No mesmo sentido, não permitir a instauração do incidente quando há discussão a utilização abusiva da atividade empresarial, desvalorizaria o próprio instituto do incidente de desconsideração (artigo 50, do CC, e artigo 133, §1º e §2º, além do artigo 134, do CPC), em evidente retrocesso jurisprudencial.

Isso porque, segundo este C. STJ, o incidente de desconsideração é um importante mecanismo de recuperação de crédito e de combate à fraude (independentemente de sua natureza), veja-se:

"De fato, o instituto da desconsideração da personalidade jurídica se apresenta como importante mecanismo de recuperação de crédito, combate à fraude e, por consequência, fortalecimento da segurança do mercado, em razão do acréscimo de garantias aos credores, atuando, processualmente, sobre o polo passivo da relação, modificando ou ampliando a responsabilidade patrimonial." (STJ – REsp: 1729554 SP 2017/0306831-0, relator: ministro LUIS FELIPE SALOMÃO, data de julgamento: 8/5/2018, T4 – 4ª TURMA, data de publicação: DJe 6/6/2018)
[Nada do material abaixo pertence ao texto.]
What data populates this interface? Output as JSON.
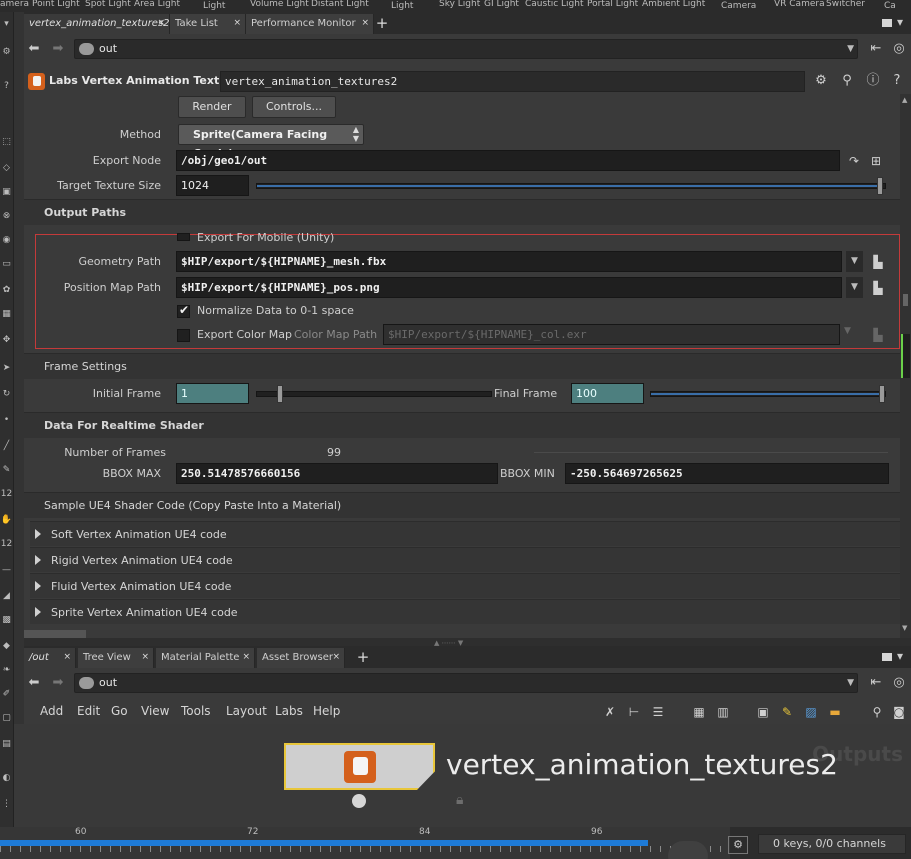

Tecidas estas considerações, conclui-se que o incidente de desconsideração deve ser utilizado de acordo com a interpretação teleológica do instituto, ainda que seja necessário dar roupagem inovadora em relação à sua aplicabilidade, ratificando-se a importância do instrumento no combate a fraudes, na recuperação de crédito e para a satisfação do direito posto em litígio, não devendo haver entendimentos restritivos e literais.